A multinacional Mozal está em negociações com o Governo de Moçambique, no sentido de prorrogar o contrato de fornecimento de energia eléctrica, uma vez que o vigente termina em Março do próximo ano. A Mozal adquire anualmente 950 Megawatts de energia para o seu funcionamento normal.
De acordo com um documento partilhado pela empresa, as negociações decorrem desde o ano passado e ainda não há consenso entre as partes, o que faz com que a empresa viva na incerteza sobre o futuro do fornecimento de energia, apesar de ter como segunda opção a Eskom.
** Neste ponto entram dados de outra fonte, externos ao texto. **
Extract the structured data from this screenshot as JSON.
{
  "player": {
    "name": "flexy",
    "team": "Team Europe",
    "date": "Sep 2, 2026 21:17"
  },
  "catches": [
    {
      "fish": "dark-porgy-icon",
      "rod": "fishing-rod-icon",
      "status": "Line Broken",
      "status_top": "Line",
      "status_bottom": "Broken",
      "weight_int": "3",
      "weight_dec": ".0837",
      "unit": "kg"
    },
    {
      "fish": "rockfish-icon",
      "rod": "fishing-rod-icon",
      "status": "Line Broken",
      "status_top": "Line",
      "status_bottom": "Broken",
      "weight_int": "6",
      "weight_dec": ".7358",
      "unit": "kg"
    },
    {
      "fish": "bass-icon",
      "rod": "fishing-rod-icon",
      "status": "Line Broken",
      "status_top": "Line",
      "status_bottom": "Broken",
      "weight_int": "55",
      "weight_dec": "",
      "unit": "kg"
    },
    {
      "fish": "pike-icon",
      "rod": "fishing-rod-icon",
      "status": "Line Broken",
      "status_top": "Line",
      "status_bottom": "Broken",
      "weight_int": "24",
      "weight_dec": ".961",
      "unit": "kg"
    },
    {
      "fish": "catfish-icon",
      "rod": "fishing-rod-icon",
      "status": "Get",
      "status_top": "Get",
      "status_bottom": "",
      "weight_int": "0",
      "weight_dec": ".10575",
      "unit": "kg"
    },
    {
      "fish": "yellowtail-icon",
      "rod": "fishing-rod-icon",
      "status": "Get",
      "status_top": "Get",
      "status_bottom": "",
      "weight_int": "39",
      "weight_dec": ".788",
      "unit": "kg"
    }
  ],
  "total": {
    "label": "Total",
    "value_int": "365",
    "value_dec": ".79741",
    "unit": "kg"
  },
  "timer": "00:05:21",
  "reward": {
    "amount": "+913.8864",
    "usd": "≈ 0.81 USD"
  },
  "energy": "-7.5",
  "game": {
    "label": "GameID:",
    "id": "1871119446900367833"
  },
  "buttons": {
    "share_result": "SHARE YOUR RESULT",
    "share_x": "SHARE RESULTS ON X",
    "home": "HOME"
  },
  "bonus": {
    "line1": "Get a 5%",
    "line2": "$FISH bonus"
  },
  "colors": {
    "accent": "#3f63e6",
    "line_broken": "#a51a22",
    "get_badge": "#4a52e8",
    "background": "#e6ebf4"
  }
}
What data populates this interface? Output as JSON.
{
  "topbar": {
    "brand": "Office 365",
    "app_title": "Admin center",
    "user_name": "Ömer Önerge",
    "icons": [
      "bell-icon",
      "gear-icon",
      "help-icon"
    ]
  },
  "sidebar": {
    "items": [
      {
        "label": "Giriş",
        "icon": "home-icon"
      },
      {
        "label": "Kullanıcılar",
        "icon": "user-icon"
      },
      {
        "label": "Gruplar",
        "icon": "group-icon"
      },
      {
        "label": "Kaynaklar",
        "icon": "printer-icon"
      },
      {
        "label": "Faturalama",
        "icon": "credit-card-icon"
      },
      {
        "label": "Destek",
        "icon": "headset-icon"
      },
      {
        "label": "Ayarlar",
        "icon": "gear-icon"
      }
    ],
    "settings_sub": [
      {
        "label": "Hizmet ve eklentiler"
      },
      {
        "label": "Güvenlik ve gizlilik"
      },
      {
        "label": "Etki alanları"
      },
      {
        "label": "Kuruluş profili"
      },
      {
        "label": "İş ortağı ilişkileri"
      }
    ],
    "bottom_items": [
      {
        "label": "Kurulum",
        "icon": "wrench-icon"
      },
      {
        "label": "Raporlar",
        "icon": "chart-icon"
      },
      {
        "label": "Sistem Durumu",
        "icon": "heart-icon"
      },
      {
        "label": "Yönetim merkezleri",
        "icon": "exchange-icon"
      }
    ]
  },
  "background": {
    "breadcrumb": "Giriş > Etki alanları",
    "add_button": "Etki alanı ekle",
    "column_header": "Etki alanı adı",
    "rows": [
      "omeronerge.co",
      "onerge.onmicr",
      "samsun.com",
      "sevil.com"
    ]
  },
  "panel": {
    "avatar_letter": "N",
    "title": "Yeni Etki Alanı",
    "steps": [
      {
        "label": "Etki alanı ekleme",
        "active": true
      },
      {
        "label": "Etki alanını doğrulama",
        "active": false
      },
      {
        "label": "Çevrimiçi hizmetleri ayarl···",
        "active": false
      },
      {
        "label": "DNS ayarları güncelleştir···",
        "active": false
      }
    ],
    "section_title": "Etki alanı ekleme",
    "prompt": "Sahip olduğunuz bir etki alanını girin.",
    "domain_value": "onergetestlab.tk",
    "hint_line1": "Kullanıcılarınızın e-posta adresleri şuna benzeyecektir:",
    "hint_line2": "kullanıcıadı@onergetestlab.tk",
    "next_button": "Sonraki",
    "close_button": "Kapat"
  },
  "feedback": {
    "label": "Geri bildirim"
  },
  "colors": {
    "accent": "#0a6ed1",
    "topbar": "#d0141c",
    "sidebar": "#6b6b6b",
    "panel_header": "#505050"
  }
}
Uma resposta satisfatória para a renovação do contrato parece estar longe de se concretizar, tudo porque o Governo de Moçambique veio a público apresentar a sua visão no tocante ao contrato. Inocêncio Impissa, porta-voz do Executivo, disse, durante a vigésima quinta sessão ordinária do Conselho de Ministros, que a Mozal deve passar a adquirir a energia junto da Electricidade de Moçambique, empresa instituída para a venda no país.
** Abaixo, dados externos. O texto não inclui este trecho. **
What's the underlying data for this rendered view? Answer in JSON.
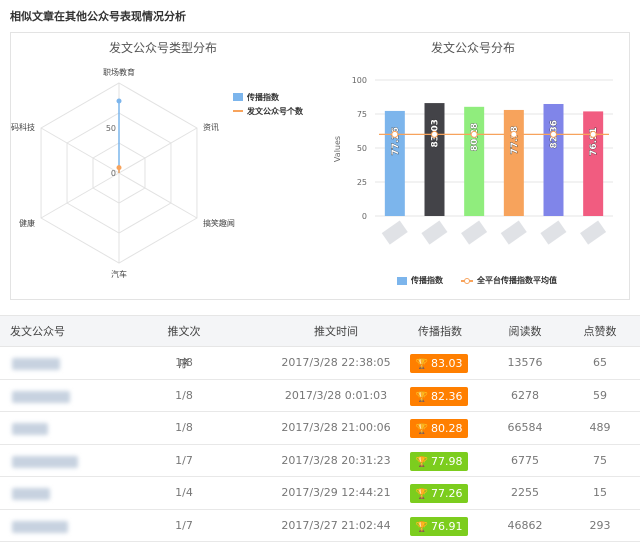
{
  "page": {
    "title": "相似文章在其他公众号表现情况分析"
  },
  "radar": {
    "title": "发文公众号类型分布",
    "axes": [
      "职场教育",
      "资讯",
      "搞笑趣闻",
      "汽车",
      "健康",
      "数码科技"
    ],
    "ticks": [
      "0",
      "50"
    ],
    "legend": [
      "传播指数",
      "发文公众号个数"
    ],
    "colors": {
      "series1": "#7cb5ec",
      "series2": "#f7a35c"
    }
  },
  "bar": {
    "title": "发文公众号分布",
    "ylabel": "Values",
    "ticks": [
      "0",
      "25",
      "50",
      "75",
      "100"
    ],
    "legend": [
      "传播指数",
      "全平台传播指数平均值"
    ]
  },
  "chart_data": [
    {
      "type": "radar",
      "title": "发文公众号类型分布",
      "axes": [
        "职场教育",
        "资讯",
        "搞笑趣闻",
        "汽车",
        "健康",
        "数码科技"
      ],
      "ylim": [
        0,
        100
      ],
      "series": [
        {
          "name": "传播指数",
          "values": [
            80,
            0,
            0,
            0,
            0,
            0
          ]
        },
        {
          "name": "发文公众号个数",
          "values": [
            6,
            0,
            0,
            0,
            0,
            0
          ]
        }
      ],
      "legend": "right"
    },
    {
      "type": "bar",
      "title": "发文公众号分布",
      "ylabel": "Values",
      "ylim": [
        0,
        100
      ],
      "values": [
        77.26,
        83.03,
        80.28,
        77.98,
        82.36,
        76.91
      ],
      "labels": [
        "77.26",
        "83.03",
        "80.28",
        "77.98",
        "82.36",
        "76.91"
      ],
      "colors": [
        "#7cb5ec",
        "#434348",
        "#90ed7d",
        "#f7a35c",
        "#8085e9",
        "#f15c80"
      ],
      "reference_line": {
        "name": "全平台传播指数平均值",
        "value": 60,
        "color": "#f7a35c"
      },
      "grid": true,
      "legend": "bottom"
    }
  ],
  "table": {
    "headers": [
      "发文公众号",
      "推文次序",
      "推文时间",
      "传播指数",
      "阅读数",
      "点赞数"
    ],
    "rows": [
      {
        "order": "1/8",
        "time": "2017/3/28 22:38:05",
        "index": "83.03",
        "index_color": "#ff7f00",
        "reads": "13576",
        "likes": "65"
      },
      {
        "order": "1/8",
        "time": "2017/3/28 0:01:03",
        "index": "82.36",
        "index_color": "#ff7f00",
        "reads": "6278",
        "likes": "59"
      },
      {
        "order": "1/8",
        "time": "2017/3/28 21:00:06",
        "index": "80.28",
        "index_color": "#ff7f00",
        "reads": "66584",
        "likes": "489"
      },
      {
        "order": "1/7",
        "time": "2017/3/28 20:31:23",
        "index": "77.98",
        "index_color": "#7ccd1e",
        "reads": "6775",
        "likes": "75"
      },
      {
        "order": "1/4",
        "time": "2017/3/29 12:44:21",
        "index": "77.26",
        "index_color": "#7ccd1e",
        "reads": "2255",
        "likes": "15"
      },
      {
        "order": "1/7",
        "time": "2017/3/27 21:02:44",
        "index": "76.91",
        "index_color": "#7ccd1e",
        "reads": "46862",
        "likes": "293"
      }
    ]
  }
}
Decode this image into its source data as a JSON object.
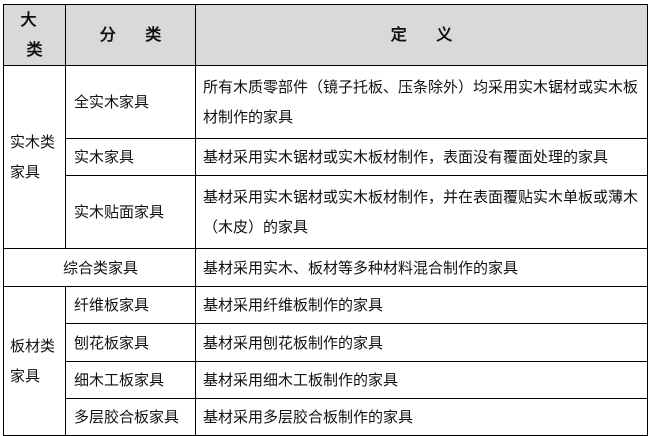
{
  "header": {
    "major": "大 类",
    "sub": "分 类",
    "definition": "定 义"
  },
  "groups": {
    "solid": {
      "label": "实木类家具",
      "rows": [
        {
          "sub": "全实木家具",
          "def": "所有木质零部件（镜子托板、压条除外）均采用实木锯材或实木板材制作的家具"
        },
        {
          "sub": "实木家具",
          "def": "基材采用实木锯材或实木板材制作，表面没有覆面处理的家具"
        },
        {
          "sub": "实木贴面家具",
          "def": "基材采用实木锯材或实木板材制作，并在表面覆贴实木单板或薄木（木皮）的家具"
        }
      ]
    },
    "composite": {
      "label": "综合类家具",
      "def": "基材采用实木、板材等多种材料混合制作的家具"
    },
    "board": {
      "label": "板材类家具",
      "rows": [
        {
          "sub": "纤维板家具",
          "def": "基材采用纤维板制作的家具"
        },
        {
          "sub": "刨花板家具",
          "def": "基材采用刨花板制作的家具"
        },
        {
          "sub": "细木工板家具",
          "def": "基材采用细木工板制作的家具"
        },
        {
          "sub": "多层胶合板家具",
          "def": "基材采用多层胶合板制作的家具"
        }
      ]
    }
  }
}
Com base nas novas regras do jogo que o Governo quer estabelecer, a tarifa deverá ser definida de forma a tornar o contrato viável e sustentável, evitando impacto negativo na operação da fábrica.
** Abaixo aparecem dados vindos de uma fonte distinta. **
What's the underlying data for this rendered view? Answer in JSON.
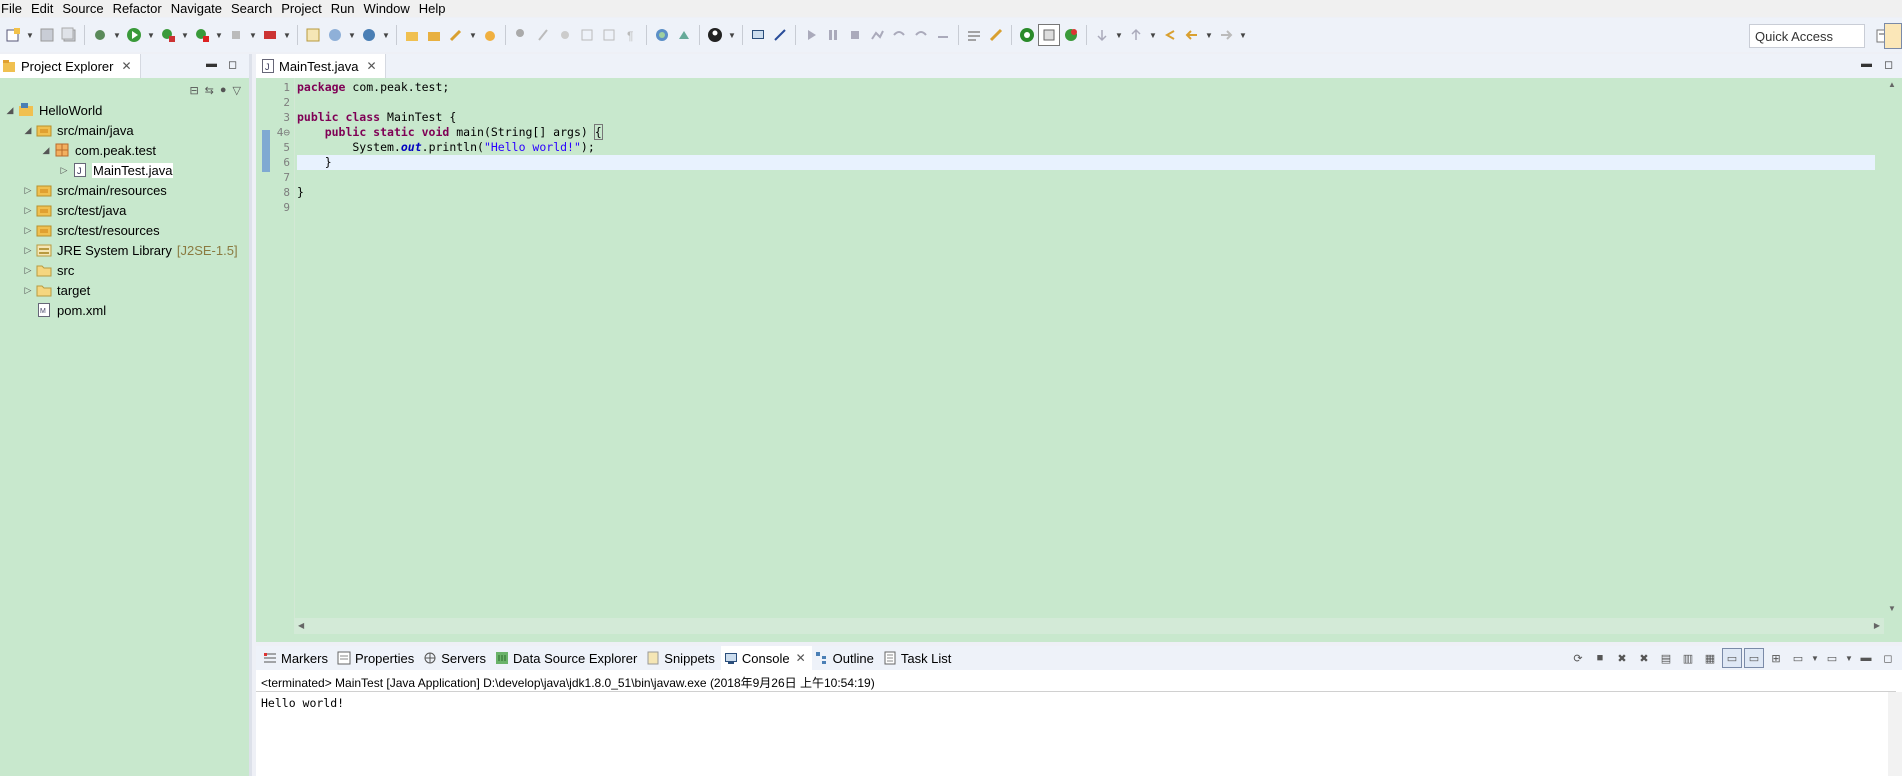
{
  "menu": [
    "File",
    "Edit",
    "Source",
    "Refactor",
    "Navigate",
    "Search",
    "Project",
    "Run",
    "Window",
    "Help"
  ],
  "toolbar": {
    "quick_access_label": "Quick Access"
  },
  "project_explorer": {
    "tab_title": "Project Explorer",
    "tree": [
      {
        "label": "HelloWorld",
        "arrow": "◢",
        "icon": "project-icon",
        "indent": 0
      },
      {
        "label": "src/main/java",
        "arrow": "◢",
        "icon": "source-folder-icon",
        "indent": 1
      },
      {
        "label": "com.peak.test",
        "arrow": "◢",
        "icon": "package-icon",
        "indent": 2
      },
      {
        "label": "MainTest.java",
        "arrow": "▷",
        "icon": "java-file-icon",
        "indent": 3,
        "selected": true
      },
      {
        "label": "src/main/resources",
        "arrow": "▷",
        "icon": "source-folder-icon",
        "indent": 1
      },
      {
        "label": "src/test/java",
        "arrow": "▷",
        "icon": "source-folder-icon",
        "indent": 1
      },
      {
        "label": "src/test/resources",
        "arrow": "▷",
        "icon": "source-folder-icon",
        "indent": 1
      },
      {
        "label": "JRE System Library",
        "extra": "[J2SE-1.5]",
        "arrow": "▷",
        "icon": "library-icon",
        "indent": 1
      },
      {
        "label": "src",
        "arrow": "▷",
        "icon": "folder-icon",
        "indent": 1
      },
      {
        "label": "target",
        "arrow": "▷",
        "icon": "folder-icon",
        "indent": 1
      },
      {
        "label": "pom.xml",
        "arrow": "",
        "icon": "xml-file-icon",
        "indent": 1
      }
    ]
  },
  "editor": {
    "tab_title": "MainTest.java",
    "line_numbers": [
      "1",
      "2",
      "3",
      "4⊖",
      "5",
      "6",
      "7",
      "8",
      "9"
    ],
    "code": {
      "l1_kw": "package",
      "l1_rest": " com.peak.test;",
      "l3_kw": "public class",
      "l3_rest": " MainTest {",
      "l4_indent": "    ",
      "l4_kw": "public static void",
      "l4_rest": " main(String[] args) ",
      "l4_brace": "{",
      "l5_pre": "        System.",
      "l5_field": "out",
      "l5_mid": ".println(",
      "l5_str": "\"Hello world!\"",
      "l5_end": ");",
      "l6": "    }",
      "l8": "}"
    }
  },
  "bottom_panel": {
    "tabs": [
      {
        "label": "Markers",
        "icon": "markers-icon"
      },
      {
        "label": "Properties",
        "icon": "properties-icon"
      },
      {
        "label": "Servers",
        "icon": "servers-icon"
      },
      {
        "label": "Data Source Explorer",
        "icon": "data-source-icon"
      },
      {
        "label": "Snippets",
        "icon": "snippets-icon"
      },
      {
        "label": "Console",
        "icon": "console-icon",
        "active": true
      },
      {
        "label": "Outline",
        "icon": "outline-icon"
      },
      {
        "label": "Task List",
        "icon": "task-list-icon"
      }
    ],
    "console_header": "<terminated> MainTest [Java Application] D:\\develop\\java\\jdk1.8.0_51\\bin\\javaw.exe (2018年9月26日 上午10:54:19)",
    "console_output": "Hello world!"
  },
  "colors": {
    "editor_bg": "#c8e8cd",
    "keyword": "#7f0055",
    "string": "#2a00ff",
    "field": "#0000c0"
  }
}
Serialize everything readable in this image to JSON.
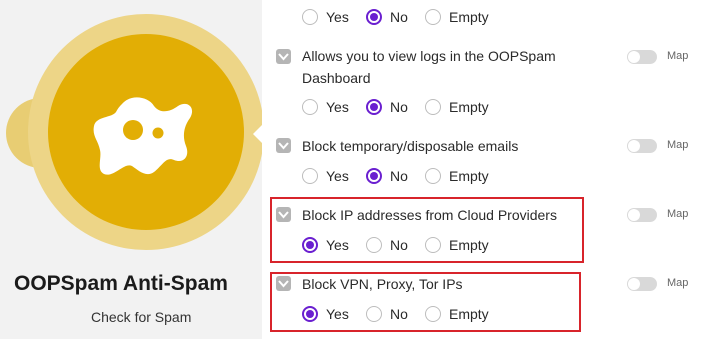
{
  "module": {
    "title": "OOPSpam Anti-Spam",
    "subtitle": "Check for Spam",
    "icon": "ghost-icon",
    "color_primary": "#e2ae05",
    "color_ring": "#edd587"
  },
  "radio_options": [
    "Yes",
    "No",
    "Empty"
  ],
  "map_label": "Map",
  "rows": [
    {
      "label": "",
      "selected": "No"
    },
    {
      "label": "Allows you to view logs in the OOPSpam Dashboard",
      "selected": "No"
    },
    {
      "label": "Block temporary/disposable emails",
      "selected": "No"
    },
    {
      "label": "Block IP addresses from Cloud Providers",
      "selected": "Yes",
      "highlighted": true
    },
    {
      "label": "Block VPN, Proxy, Tor IPs",
      "selected": "Yes",
      "highlighted": true
    }
  ],
  "colors": {
    "accent": "#6a1fd0",
    "highlight": "#d8242b"
  }
}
A posição do Executivo significa que o formato da comercialização da electricidade para a Mozal muda drasticamente, abandonando-se os modos antigos em que a empresa adquiria directamente a energia à Hidroeléctrica de Cahora Bassa, através de um gerador posicionado na hidroeléctrica.
Continuamos a dialogar com o Governo da República de Moçambique, a HCB e a Eskom para garantir o fornecimento de electricidade acessível para permitir à Mozal operar para além de Março de 2026 e manter o seu substancial contributo para a economia de Moçambique”, lê-se num comunicado da South 32 o maior accionista com 63,7 por cento.
AFINAL, O QUE SIGNIFICA A MOZAL PARA A ECONOMIA MOÇAMBICANA?
A Mozal contribui com aproximadamente 3% do Produto Interno Bruto (PIB) nacional e é uma importante empregadora industrial, gerando empregos para milhares de funcionários e contratados. O seu peso financeiro é de mais de 43 mil milhões de meticais. As contribuições da Mozal aos cofres do Estado não ficam por aqui: a empresa encaminha dividendos aos cofres nacionais por o Estado ser detentor de 3,9% do capital social.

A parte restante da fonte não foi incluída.